Question

Four numbers have a sum of 9900. The second exceeds the first by 1/7 of the first. The third exceeds the sum of the first two by 300. The fourth exceeds the sum of the first three by 300. Find the four numbers.

Answer 1

1050, 1200, 2550 and 5100.

Explanation:

If the first number is x then the second is x + 1/7x.

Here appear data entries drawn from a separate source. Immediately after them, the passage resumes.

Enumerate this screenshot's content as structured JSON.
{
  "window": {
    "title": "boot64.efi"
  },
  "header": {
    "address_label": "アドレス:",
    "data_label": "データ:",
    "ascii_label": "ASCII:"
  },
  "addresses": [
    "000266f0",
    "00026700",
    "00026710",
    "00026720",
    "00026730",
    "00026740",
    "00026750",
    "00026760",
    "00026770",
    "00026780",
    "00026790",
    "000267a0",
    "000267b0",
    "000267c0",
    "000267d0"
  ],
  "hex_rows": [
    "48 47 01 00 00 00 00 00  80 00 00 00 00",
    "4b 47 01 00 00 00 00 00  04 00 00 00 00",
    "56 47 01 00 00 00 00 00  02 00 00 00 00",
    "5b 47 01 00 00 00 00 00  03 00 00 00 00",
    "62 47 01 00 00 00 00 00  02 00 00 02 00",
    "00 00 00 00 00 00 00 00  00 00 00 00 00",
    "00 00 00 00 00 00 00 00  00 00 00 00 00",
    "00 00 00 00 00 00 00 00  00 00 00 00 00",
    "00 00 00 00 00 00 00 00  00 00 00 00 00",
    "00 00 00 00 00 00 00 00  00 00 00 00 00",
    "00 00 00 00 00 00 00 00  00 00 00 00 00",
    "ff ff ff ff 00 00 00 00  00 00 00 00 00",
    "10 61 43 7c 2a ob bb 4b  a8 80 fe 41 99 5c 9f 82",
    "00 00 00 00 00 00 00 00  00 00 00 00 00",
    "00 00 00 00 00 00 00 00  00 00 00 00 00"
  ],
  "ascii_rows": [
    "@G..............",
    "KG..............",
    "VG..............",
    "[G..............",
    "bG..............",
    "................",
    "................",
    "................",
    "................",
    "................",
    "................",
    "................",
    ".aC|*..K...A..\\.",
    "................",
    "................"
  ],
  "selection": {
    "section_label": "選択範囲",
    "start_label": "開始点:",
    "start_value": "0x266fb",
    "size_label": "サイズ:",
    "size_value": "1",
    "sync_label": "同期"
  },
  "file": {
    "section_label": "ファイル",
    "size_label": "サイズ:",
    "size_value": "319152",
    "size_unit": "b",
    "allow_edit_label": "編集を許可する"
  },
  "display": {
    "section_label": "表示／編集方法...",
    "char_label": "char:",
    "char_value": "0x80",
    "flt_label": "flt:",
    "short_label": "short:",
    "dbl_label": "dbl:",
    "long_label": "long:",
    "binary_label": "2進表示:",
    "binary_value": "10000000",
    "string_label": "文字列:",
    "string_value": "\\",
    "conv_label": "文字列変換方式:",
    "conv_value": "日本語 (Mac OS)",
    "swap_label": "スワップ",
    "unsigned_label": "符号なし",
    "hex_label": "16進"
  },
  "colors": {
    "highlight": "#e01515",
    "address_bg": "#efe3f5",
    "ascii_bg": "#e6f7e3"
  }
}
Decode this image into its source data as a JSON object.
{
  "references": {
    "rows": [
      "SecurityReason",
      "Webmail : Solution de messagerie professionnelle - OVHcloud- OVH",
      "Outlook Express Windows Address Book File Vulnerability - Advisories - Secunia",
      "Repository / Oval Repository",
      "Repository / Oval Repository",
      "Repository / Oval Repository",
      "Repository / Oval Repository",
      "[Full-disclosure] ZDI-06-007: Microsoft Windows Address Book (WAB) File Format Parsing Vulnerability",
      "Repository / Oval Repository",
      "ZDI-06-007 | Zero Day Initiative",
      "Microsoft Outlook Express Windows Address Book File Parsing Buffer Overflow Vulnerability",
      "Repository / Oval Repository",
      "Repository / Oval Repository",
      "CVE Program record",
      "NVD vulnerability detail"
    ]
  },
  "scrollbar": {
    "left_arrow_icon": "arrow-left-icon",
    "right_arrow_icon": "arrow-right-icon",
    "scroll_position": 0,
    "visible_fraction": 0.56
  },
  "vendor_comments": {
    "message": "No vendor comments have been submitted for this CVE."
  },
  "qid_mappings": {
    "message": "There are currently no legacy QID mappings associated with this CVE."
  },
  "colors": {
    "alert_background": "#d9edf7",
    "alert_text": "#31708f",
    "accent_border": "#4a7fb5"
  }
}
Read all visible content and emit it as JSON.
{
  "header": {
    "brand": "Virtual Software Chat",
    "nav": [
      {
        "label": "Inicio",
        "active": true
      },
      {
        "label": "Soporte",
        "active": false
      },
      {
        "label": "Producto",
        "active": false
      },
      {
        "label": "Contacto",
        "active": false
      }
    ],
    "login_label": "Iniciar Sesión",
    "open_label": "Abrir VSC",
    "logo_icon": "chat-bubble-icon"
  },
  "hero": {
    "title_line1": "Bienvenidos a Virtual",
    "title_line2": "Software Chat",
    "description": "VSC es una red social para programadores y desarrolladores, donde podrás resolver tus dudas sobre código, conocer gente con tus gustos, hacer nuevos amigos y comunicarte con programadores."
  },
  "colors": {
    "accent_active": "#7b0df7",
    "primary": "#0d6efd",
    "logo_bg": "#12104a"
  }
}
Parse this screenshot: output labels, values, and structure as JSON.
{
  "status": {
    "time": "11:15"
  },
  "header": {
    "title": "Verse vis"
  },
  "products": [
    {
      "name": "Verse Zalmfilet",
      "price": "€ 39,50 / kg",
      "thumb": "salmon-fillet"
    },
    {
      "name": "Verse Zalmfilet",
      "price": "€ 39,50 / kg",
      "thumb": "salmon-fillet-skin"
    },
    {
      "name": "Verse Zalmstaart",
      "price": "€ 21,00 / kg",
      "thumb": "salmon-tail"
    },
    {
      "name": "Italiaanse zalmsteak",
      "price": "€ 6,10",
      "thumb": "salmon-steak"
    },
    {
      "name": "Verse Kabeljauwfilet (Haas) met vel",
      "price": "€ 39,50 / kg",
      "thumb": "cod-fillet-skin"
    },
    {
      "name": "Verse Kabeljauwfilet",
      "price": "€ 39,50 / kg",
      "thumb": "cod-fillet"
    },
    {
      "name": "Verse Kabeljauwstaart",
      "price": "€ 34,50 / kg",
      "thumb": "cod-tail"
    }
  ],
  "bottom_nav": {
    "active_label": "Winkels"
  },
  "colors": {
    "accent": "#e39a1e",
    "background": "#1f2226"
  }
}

The third = x + x + 1/7x + 300 and the fourth = x + x + 1/7x + x + x + 1/7x+ 300 + 300.

So our equation is:-

8x + 4 * 1/7x + 900 = 9900

60/7 = 9000

60x = 7*9000

x = 1050.

Therefore the 4 numbers are 1050, *1/7*1050 = 1200, 2550 and 5100.

Answer 2

Numbers are 1050, 1200, 2550, 5100.

Explanation:

Let the four numbers are a, b, c, d.

Since second exceeds the first by 1/7 of the first.

b = a + (a/7) = 8a/7

Third exceeds the sum of first two by 200.

c = a + b + 300 = a + (8a/7) + 300 = (15a/7) + 300

Fourth exceeds the sum of the first three by 300

d = a + b + c + 300 = a + (8a/7) + (15a/7) + 300 + 300 = a + (23a/7) + 600

d = (30a/7)+600

And sum of four numbers is 9900

a + b + c + d = 9900--------(1)

By putting the values of b, c, d in the equation (1)

a + (8a/7) + (15a/7) + 300 + (30a/7) + 600 = 9900

a + (8a/7) + (15a/7) + (30a/7) = 9900 - 300 - 600 = 9000

a + [(8a + 15a + 30a)/7] = 9000

a + (53a/7) = 9000

60a/7 = 9000

a = 9000×7/60 = 1050

Now we put the values of a and get the numbers

b = 8a/7 = 8×1050/7 = 8×150 = 1200

c = (15a/7) + 300 = (15×1050)/7 + 300 = 15×150 + 300 = 2250 + 300 = 2550

and finally from equation 1

1050 + 1200 + 2550 + d = 9900

d + 4800 = 9900

d = 9900 - 4800 = 5100

Therefore the numbers are 1050, 1200, 2550 & 5100.